An unfortunate incident occurred in the month of February 1840, which illustrated the delicate relations between the English and Irish Catholics of the town, and the ease with which the susceptibilities of the latter could be touched in a tender spot. The developments of the political situation in Ireland had gradually removed O’Connell from his great and influential position as a purely Catholic leader. Catholic Emancipation was one thing, Repeal of the Union another. The glamour of O’Connell’s personality had captured in any case the support of the Irish in Lancashire, whilst many Englishmen who were still under a deep debt of gratitude to him for his great services to the Catholic cause, had their doubts as to the wisdom of the new movement. Irishmen, on the other hand, failed to recognise the right of an English Catholic to his own views on important imperial political questions, such as the restoration of the Irish Parliament.

St Patrick’s, Park Place, Toxteth.

Friction was inevitable, and unfortunately the parish priest of St. Patrick’s was the central figure if not the actual cause. His strong personality refused to adapt itself to surrounding conditions and as the result he became at once unpopular, if not obnoxious, to his Irish congregation. A petition to Parliament demanding the repeal of the Union was placed outside the doors of St. Patrick’s Church for signature on a certain Sunday morning. Father Parker forbade the promoters to place the petition there on the ground that to act otherwise would be an infringement of the trust deed, and, secondly would cause dissension in his congregation. The more ardent Irish spirits declined to accept his explanation and attributed his action to pro-English prejudices. As a matter of fact this was far from being the truth, and had Father Parker not set up the groundless contention of violation of the trust deed the difficulty might have been smoothed over.

Daniel O’Connell

He then committed the mistake of appealing to O’Connell himself, which only seemed to irritate the Repealers, and the more so as O’Connell’s letter severely censured the opponents of the rector. It was a curious revelation of O’Connell’s views on the legitimacy of Anglo-Irish interference in the Repeal movement, to find Father Parker reminding him that during a previous visit to Liverpool they had both discussed the advisability or otherwise of pushing forward the agitation in Liverpool, and that O’Connell had advised the inexpediency of such a proposal, being of opinion that it would be illegal.
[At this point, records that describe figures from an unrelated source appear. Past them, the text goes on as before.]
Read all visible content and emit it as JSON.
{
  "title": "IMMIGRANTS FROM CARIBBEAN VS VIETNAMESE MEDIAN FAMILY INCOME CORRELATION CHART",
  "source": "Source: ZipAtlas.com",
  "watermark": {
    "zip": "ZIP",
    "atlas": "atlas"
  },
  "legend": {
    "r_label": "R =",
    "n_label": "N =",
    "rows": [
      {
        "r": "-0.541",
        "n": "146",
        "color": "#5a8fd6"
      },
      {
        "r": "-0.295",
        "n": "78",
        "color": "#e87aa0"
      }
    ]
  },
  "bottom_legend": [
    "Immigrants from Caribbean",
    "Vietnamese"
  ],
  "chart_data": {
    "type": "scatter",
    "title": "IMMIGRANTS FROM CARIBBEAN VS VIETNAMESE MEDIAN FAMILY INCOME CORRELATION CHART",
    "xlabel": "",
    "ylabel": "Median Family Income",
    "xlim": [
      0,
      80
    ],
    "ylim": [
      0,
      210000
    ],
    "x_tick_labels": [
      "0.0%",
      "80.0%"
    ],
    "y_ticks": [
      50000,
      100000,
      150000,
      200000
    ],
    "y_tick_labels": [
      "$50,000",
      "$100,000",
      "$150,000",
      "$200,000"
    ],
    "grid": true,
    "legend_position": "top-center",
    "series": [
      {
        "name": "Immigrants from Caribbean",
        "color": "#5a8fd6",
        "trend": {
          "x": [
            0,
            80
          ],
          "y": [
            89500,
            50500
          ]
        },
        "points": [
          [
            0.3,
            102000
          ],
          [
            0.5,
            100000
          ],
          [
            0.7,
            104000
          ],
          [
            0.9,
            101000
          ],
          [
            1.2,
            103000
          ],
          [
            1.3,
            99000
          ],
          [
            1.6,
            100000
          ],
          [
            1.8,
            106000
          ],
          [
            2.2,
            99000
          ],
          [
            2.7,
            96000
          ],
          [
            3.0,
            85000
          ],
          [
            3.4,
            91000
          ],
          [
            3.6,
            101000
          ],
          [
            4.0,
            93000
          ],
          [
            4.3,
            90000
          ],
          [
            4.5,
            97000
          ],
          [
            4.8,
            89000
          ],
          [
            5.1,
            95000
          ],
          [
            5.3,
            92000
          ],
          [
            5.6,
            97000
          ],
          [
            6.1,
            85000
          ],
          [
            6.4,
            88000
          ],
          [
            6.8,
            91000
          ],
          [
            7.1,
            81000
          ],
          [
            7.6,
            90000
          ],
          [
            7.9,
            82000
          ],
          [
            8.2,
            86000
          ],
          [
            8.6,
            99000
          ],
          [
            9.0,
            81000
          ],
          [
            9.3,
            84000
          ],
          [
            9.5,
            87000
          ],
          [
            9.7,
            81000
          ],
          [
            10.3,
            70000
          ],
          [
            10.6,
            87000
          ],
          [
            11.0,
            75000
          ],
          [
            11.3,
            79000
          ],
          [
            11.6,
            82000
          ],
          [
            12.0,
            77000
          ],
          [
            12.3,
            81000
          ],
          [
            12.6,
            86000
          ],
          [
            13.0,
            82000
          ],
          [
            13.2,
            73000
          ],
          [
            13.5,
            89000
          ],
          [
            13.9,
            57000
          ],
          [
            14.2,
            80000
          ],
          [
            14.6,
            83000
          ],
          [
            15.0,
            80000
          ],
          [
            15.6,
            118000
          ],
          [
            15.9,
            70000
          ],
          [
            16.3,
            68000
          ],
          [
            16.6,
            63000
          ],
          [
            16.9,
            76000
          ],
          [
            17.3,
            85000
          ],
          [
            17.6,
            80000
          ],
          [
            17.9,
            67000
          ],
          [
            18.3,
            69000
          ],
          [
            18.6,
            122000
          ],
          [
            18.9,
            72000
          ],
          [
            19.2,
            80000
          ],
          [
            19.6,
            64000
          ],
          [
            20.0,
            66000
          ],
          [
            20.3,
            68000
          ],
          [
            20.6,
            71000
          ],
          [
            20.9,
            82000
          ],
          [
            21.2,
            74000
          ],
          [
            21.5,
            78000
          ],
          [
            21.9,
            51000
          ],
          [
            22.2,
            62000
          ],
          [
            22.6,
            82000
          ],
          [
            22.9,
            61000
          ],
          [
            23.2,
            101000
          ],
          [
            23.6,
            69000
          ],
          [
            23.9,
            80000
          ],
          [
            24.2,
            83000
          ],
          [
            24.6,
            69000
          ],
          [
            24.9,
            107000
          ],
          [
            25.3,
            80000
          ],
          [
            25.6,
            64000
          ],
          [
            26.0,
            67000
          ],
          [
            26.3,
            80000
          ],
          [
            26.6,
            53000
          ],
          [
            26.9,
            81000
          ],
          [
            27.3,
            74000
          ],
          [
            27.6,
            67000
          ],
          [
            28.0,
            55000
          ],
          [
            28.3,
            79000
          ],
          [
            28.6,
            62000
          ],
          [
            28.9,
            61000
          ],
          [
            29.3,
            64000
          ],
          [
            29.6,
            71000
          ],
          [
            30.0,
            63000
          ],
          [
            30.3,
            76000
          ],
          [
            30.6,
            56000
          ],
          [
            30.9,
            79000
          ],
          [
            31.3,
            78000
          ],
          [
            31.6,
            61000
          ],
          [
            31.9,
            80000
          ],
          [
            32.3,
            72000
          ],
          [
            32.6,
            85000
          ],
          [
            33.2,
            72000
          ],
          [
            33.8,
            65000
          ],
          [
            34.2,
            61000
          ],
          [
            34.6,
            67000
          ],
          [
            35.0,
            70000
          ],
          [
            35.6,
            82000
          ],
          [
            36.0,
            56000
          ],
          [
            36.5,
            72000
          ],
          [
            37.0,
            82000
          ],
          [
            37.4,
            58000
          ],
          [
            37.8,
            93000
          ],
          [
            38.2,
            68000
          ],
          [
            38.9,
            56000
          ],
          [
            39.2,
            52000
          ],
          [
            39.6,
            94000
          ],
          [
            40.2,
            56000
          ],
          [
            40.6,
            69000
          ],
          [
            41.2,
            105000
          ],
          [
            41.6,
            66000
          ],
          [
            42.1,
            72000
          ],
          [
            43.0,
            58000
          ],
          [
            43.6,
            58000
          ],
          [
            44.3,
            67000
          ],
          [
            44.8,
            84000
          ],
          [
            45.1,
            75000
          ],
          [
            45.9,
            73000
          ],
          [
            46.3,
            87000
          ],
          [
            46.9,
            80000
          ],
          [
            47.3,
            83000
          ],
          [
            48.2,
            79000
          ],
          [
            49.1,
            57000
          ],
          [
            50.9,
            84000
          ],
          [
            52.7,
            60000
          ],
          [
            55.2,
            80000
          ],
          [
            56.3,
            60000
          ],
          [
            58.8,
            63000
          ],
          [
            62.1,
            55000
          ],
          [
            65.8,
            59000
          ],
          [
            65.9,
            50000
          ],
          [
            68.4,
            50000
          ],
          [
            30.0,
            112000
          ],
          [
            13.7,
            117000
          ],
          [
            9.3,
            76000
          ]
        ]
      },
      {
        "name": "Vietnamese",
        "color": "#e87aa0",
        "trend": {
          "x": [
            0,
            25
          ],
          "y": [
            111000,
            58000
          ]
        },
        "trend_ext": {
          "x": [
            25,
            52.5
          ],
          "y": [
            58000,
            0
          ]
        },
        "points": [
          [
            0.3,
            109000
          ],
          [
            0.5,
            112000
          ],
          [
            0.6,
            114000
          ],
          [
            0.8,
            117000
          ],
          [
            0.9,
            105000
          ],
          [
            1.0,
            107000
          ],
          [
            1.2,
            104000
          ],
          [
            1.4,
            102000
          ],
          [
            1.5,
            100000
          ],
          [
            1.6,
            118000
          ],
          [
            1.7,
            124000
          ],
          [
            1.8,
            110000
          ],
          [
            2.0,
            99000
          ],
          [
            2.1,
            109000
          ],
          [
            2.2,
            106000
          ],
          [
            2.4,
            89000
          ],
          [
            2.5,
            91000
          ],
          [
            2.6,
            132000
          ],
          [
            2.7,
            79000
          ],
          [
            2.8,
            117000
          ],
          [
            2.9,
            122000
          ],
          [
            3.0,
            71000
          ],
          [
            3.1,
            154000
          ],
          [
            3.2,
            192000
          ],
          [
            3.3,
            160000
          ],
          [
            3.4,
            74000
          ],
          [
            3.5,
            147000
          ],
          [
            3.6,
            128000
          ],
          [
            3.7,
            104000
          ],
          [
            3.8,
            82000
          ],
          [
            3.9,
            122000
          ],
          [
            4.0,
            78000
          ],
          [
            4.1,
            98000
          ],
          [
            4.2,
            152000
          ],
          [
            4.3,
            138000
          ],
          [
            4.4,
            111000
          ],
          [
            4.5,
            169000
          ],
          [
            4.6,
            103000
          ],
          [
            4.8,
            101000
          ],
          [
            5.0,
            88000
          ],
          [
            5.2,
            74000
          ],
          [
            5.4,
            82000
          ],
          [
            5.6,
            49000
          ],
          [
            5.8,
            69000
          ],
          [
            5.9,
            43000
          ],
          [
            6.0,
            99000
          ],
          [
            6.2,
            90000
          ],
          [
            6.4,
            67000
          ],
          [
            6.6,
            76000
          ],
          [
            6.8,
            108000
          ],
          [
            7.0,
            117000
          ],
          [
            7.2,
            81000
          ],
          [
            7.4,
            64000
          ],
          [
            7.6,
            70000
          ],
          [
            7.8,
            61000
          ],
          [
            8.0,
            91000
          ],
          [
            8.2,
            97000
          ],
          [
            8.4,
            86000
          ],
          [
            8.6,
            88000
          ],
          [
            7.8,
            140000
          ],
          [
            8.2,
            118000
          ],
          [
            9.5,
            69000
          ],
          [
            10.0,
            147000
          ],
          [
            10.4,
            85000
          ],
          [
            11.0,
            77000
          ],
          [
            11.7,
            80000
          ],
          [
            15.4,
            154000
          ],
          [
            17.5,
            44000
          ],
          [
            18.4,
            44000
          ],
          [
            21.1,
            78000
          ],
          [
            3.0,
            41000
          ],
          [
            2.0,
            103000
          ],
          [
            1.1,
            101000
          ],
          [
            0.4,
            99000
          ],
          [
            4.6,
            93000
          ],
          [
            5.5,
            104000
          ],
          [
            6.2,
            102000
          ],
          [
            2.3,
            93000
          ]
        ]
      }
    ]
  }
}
“Since that time,” wrote Father Parker, ” an association of Repealers has been started in a way calculated to do serious injury to the cause of civil and religious liberty.” O’Connell’s reply is not without interest : ” I am deeply shocked at hearing of the conduct of the Repealers in the vicinity of your chapel, and more disgusted than I can express at men using disrespectful language towards any of their respected clergy. The Repealers have no right to bring their petition into the vicinity of your chapel without your permission.”  O’Connell then goes on to say that the rule in Ireland, ” never broken,” was to ask permission from the parish priest, and concludes a vigorously written letter by emphatically declaring that he ” will not accept any support from Liverpool Repealers if they shew any further disrespect to the clergy of the town.”

Instead of following O’Connell’s advice, a Liverpool Repealer, also named O’Connell, entered into a lengthy correspondence with Father Parker, the net result being a widening of the breach, and though the strain was relieved to some extent later on, this painful display of want of confidence in each other s integrity had the effect of severing the Irish and English Catholics of the town from working harmoniously except on rare occasions, and in later generations helped to undo the fine work accomplished heretofore by united effort.